Know your aim this year, have a goal, and set meaningful deadlines towards getting to that goal.

Simple tips to make the most of your year

 
Know your aim this year, have a goal, and set meaningful deadlines towards getting to that goal.  Here are eight New Years goals that we think are pretty good!
 

 

8.  Hitch ERM to your executive’s top metrics

What are the executives really focused on?  Identify those metrics and then tie Records Management initiatives to them.

Is your organization looking to reduce cyber risk? Great, that’s worth doing.  What if the primary goal is growth?  Digital modernization?  Improving workplace efficiency?  Managing costs?  With thought, it’s clear that Records Management and Information Governance matters to all these big initiatives.  Find out what matters to the executives most, and then let them know that what you do matters to that goal.

 

7.  Build on IT relationships

CIOs don’t always appreciate how essential Records Management is to the overall IT and Data strategy of an organization. 

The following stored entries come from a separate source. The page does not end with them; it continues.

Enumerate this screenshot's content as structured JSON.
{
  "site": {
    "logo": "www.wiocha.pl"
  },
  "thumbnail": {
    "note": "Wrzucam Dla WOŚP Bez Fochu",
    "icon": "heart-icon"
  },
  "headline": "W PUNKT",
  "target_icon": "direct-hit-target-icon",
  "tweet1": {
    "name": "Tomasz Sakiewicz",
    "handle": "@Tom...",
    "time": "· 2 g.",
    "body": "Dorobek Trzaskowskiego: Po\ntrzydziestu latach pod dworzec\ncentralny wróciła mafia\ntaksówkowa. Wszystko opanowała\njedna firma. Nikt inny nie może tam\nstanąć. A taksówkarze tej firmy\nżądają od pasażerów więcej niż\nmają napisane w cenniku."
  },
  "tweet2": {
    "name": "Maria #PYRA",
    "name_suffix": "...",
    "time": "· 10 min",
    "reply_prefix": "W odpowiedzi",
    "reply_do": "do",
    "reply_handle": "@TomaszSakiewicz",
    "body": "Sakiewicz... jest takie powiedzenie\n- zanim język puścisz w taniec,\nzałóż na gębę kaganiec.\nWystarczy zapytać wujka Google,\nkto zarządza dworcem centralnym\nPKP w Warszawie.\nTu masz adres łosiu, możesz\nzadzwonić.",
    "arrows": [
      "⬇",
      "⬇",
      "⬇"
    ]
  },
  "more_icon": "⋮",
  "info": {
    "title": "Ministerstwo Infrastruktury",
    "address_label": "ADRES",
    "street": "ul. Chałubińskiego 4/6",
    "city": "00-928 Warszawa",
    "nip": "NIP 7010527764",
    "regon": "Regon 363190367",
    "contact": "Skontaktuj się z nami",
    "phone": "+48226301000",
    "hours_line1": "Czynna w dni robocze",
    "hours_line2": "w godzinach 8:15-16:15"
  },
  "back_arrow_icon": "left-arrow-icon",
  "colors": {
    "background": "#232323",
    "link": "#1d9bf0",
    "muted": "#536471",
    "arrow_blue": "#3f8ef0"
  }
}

Remind them that the archives you build and maintain are the largest long-term knowledge and information stores in the organization.  That gives the archive real value as a data source for analytics and knowledge management, and high risk as a target of cybercrime – stuff that all CIOs care a lot about.

 

6. Spend time with the “front line.”

While building new Information Management architecture, and applying it across the enterprise, it’s common to feel some kickback.

How can we lessen the kickback?  Find those ways that our plans don’t mesh well with how end-users do business!

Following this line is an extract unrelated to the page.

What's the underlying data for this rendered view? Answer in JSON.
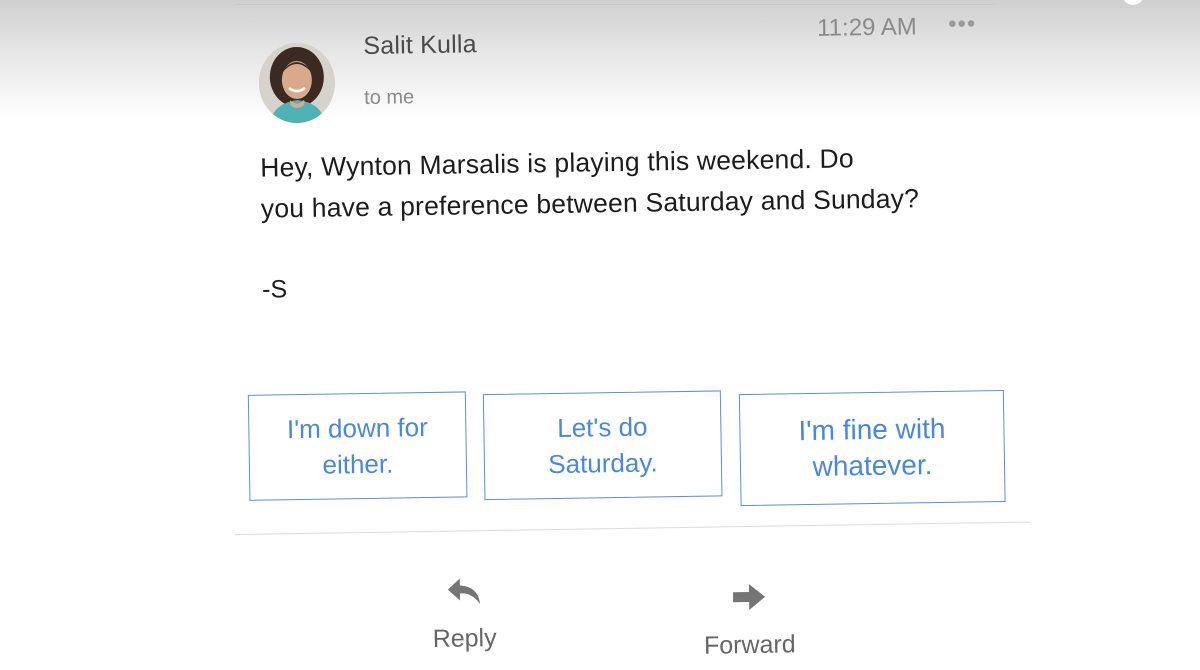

If we want a successful ERM plan, we have to sit with the front line to see how those plans interact with the way users work in the real world.  It will broaden our perspectives, ensuring that plans match reality.

 

5.  Go back to the “Why”

Why do we do Records Management?  How about Information Governance?  Knowledge Management?  It may sound silly, but not everyone can answer that.  Is it to reduce risk or is it to comply with legislation?  Is it to ensure that it’s possible to find important information easily?  We need to know the reasons for what we do, and keep the big goals front and center.  Focusing on “the Why” will provide us with important guidance for moving forward. 

4.  Learn some SQL

Most of the data we interact with on a daily basis is stored in SQL Databases.  SQL (Structured Query Language) is the lingua franca of all data and information specialties. It’s the backbone of software that stores our worlds information and records.  If you know the SQL language, that gives you a superpower.  Now we can interact with information at the foundation.  It’s like seeing the Records Management matrix.

3.  Prioritize Disaster Recovery

Disaster Recovery (DR) is the enterprise-wide version of saving work. Have you ever forgotten to save a document you were writing and lost the entire thing when the program crashed?  How much did that hurt? 

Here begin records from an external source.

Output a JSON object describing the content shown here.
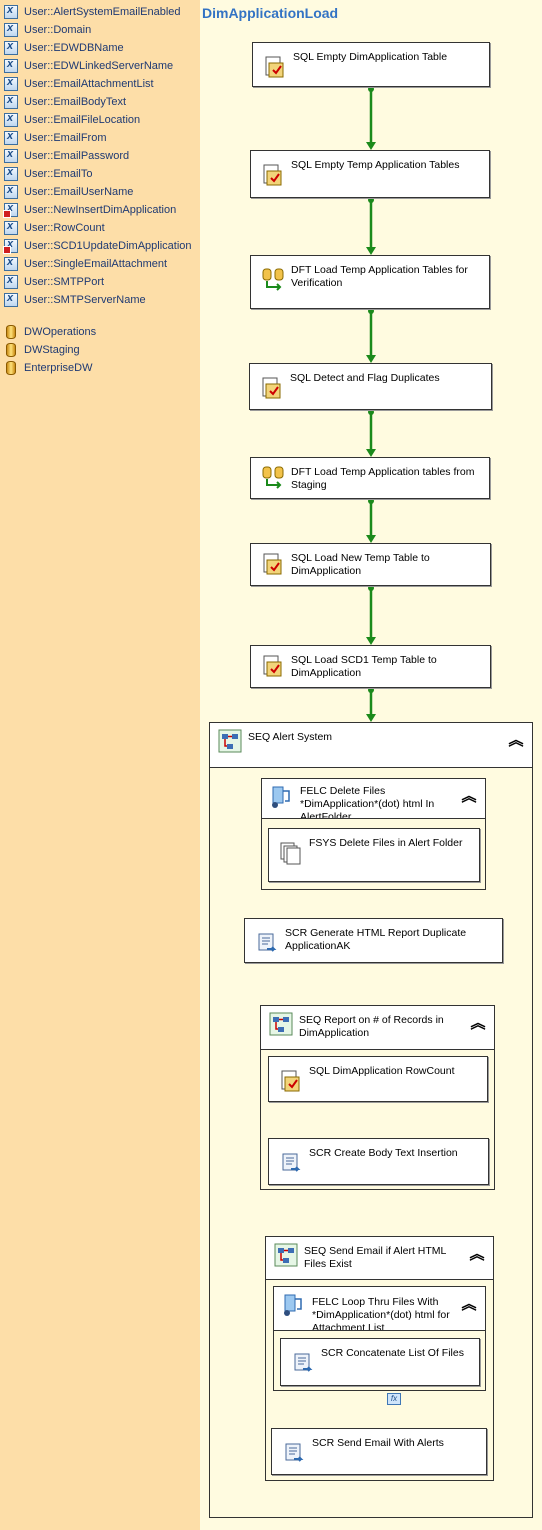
{
  "variables": [
    {
      "label": "User::AlertSystemEmailEnabled",
      "icon": "variable-icon"
    },
    {
      "label": "User::Domain",
      "icon": "variable-icon"
    },
    {
      "label": "User::EDWDBName",
      "icon": "variable-icon"
    },
    {
      "label": "User::EDWLinkedServerName",
      "icon": "variable-icon"
    },
    {
      "label": "User::EmailAttachmentList",
      "icon": "variable-icon"
    },
    {
      "label": "User::EmailBodyText",
      "icon": "variable-icon"
    },
    {
      "label": "User::EmailFileLocation",
      "icon": "variable-icon"
    },
    {
      "label": "User::EmailFrom",
      "icon": "variable-icon"
    },
    {
      "label": "User::EmailPassword",
      "icon": "variable-icon"
    },
    {
      "label": "User::EmailTo",
      "icon": "variable-icon"
    },
    {
      "label": "User::EmailUserName",
      "icon": "variable-icon"
    },
    {
      "label": "User::NewInsertDimApplication",
      "icon": "variable-flagged-icon"
    },
    {
      "label": "User::RowCount",
      "icon": "variable-icon"
    },
    {
      "label": "User::SCD1UpdateDimApplication",
      "icon": "variable-flagged-icon"
    },
    {
      "label": "User::SingleEmailAttachment",
      "icon": "variable-icon"
    },
    {
      "label": "User::SMTPPort",
      "icon": "variable-icon"
    },
    {
      "label": "User::SMTPServerName",
      "icon": "variable-icon"
    }
  ],
  "connections": [
    {
      "label": "DWOperations",
      "icon": "database-icon"
    },
    {
      "label": "DWStaging",
      "icon": "database-icon"
    },
    {
      "label": "EnterpriseDW",
      "icon": "database-icon"
    }
  ],
  "package_title": "DimApplicationLoad",
  "tasks": {
    "sql_empty_dim": "SQL Empty DimApplication Table",
    "sql_empty_temp": "SQL Empty Temp Application Tables",
    "dft_load_verify": "DFT Load Temp Application Tables for Verification",
    "sql_detect_dupes": "SQL Detect and Flag Duplicates",
    "dft_load_staging": "DFT Load Temp Application tables from Staging",
    "sql_load_new": "SQL Load New Temp Table to DimApplication",
    "sql_load_scd1": "SQL Load SCD1 Temp Table to DimApplication",
    "seq_alert": "SEQ Alert System",
    "felc_delete": "FELC Delete Files *DimApplication*(dot) html In AlertFolder",
    "fsys_delete": "FSYS Delete Files in Alert Folder",
    "scr_generate": "SCR Generate HTML Report Duplicate ApplicationAK",
    "seq_report": "SEQ Report on # of Records in DimApplication",
    "sql_rowcount": "SQL DimApplication RowCount",
    "scr_body": "SCR Create Body Text Insertion",
    "seq_send": "SEQ Send Email if Alert HTML Files Exist",
    "felc_loop": "FELC Loop Thru Files With *DimApplication*(dot) html for Attachment List",
    "scr_concat": "SCR Concatenate List Of Files",
    "scr_send": "SCR Send Email With Alerts"
  },
  "collapse_glyph": "︽",
  "expression_badge": "fx",
  "colors": {
    "sidebar_bg": "#FDDEA8",
    "canvas_bg": "#FFFBE0",
    "precedence_arrow": "#1B8A1B",
    "title": "#3373C4"
  }
}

Now imagine that happening to an entire company!  Yeah, that’s what it’s like when systems aren’t built for disaster proof recovery.

2.  Let someone else sweat the small stuff

An organization that never says no to a new project is an organization in trouble.  Someone needs to be the ‘bad guy’, focusing solely on the practical.  But, fortunately, that someone doesn’t have to be us. 

Instead, we can give ourselves room to explore ideas about the future of systems, processes, and departments.  It’s enough to come up with new ideas in the first place!  Let someone else sweat the small stuff for a while.

1.  Focus on Team

Most problems in Records Management aren’t technical.  They aren’t budgetary.  They aren’t even the number of hours in the day.  Scientists across industry have run the numbers, and most business problems are people problems. 

Make sure you focus on retaining the talent you’ve built and building up the talent you have.  

Nothing else you do will pay as large of dividends as focusing on your team!